To get there, HSBC Bank monitors “scope 3” emissions, that are created by the corporate’s value chain and never just the corporate itself. (The company Scope3’s name is a nod to this term.)
“Our operations are fairly lean,” said Matthew Cullinen, HSBC Bank’s VP of worldwide sustainability. “For us as a bank, our scope 3 emissions are finance emissions. So all of your emissions as clients, that’s our scope 3 emissions, in addition to our 20,000 suppliers for various things we purchase. Fifty percent of our energy now comes from renewables. We have a goal of 90% by 2025 which is difficult, but we’re well on our way to achieving that.”
Curbing marketing emissions. “We’re a financial services company so our scope 3 initiatives aren’t necessarily [what they would be for] consumer packaged goods, but that also doesn’t stop us,” said Mastercard’s Perez-Vera. “We do see that the majority of our emissions comes from marketing and we’re tackling that head-on. You have to dive in and do the most effective you may with the tools and knowledge you have got.”

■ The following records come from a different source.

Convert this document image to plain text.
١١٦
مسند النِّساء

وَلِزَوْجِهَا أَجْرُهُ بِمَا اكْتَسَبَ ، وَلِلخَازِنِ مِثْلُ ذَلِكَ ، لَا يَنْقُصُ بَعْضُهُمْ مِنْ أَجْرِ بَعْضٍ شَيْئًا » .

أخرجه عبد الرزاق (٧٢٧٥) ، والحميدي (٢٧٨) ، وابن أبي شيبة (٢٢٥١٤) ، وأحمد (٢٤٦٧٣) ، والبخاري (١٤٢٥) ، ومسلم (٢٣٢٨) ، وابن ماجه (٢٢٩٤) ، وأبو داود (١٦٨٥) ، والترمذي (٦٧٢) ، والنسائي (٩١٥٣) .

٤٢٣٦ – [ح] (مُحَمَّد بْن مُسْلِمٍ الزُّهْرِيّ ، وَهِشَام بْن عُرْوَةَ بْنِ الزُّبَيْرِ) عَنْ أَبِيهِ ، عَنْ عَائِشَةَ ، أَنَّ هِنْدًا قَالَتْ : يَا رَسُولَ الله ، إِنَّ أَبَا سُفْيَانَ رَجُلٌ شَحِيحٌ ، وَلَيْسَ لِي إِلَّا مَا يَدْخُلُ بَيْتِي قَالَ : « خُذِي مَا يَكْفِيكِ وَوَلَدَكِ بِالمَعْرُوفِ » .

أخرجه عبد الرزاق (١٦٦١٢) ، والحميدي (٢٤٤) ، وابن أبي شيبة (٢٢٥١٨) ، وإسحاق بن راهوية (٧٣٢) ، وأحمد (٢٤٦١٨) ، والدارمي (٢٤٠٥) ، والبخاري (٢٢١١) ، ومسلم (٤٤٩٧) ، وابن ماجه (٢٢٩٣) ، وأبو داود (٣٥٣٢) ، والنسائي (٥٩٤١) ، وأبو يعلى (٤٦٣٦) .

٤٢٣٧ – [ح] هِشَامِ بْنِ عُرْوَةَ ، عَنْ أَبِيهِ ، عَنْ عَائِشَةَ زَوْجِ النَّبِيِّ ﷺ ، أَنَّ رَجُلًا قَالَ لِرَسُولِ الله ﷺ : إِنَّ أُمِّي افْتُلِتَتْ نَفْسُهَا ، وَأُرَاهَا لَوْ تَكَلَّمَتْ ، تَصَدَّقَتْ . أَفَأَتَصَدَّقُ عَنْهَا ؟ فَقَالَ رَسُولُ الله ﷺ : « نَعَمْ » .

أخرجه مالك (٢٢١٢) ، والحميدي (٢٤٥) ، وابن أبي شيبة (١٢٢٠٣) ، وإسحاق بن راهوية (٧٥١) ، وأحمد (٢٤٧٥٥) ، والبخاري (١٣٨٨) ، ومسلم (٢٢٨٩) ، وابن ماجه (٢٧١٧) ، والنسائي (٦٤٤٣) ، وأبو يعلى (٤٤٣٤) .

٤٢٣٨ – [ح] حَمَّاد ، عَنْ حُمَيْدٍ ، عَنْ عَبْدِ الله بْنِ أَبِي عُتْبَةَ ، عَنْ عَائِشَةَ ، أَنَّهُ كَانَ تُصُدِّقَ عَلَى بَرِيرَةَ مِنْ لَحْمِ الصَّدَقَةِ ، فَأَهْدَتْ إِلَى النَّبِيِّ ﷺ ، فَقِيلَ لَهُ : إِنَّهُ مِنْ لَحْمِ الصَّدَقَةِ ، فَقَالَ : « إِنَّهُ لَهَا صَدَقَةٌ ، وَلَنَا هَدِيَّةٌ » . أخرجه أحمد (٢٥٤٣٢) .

She added: “When you actually break out carbon emissions [in marketing], every thing has a carbon footprint. Your media team has to get to work, your transportation has a carbon footprint. Going into the constructing during which you have got a strategic meeting, lighting that constructing and that specific room, has a carbon footprint. So, what we’re doing as best as possible is vetting what tools, what products, what teams might help us in actually reducing, which might be tricky. And yes, digital is a hotspot, so it’s being intentional about our media and our production shoots to be certain that we’re essentially being as optimal as possible.”
Green venue. The Green Media Summit was held within the Pavilion on the Farm on the Javits Center. The venue sits by the most important green roof in New York state, housing a one-acre working farm and 6.75 green acres total.
Dig deeper: Adtech’s climate change: Can marketing cool the planet?
The post Adtech’s approaches to greener marketing appeared first on MarTech.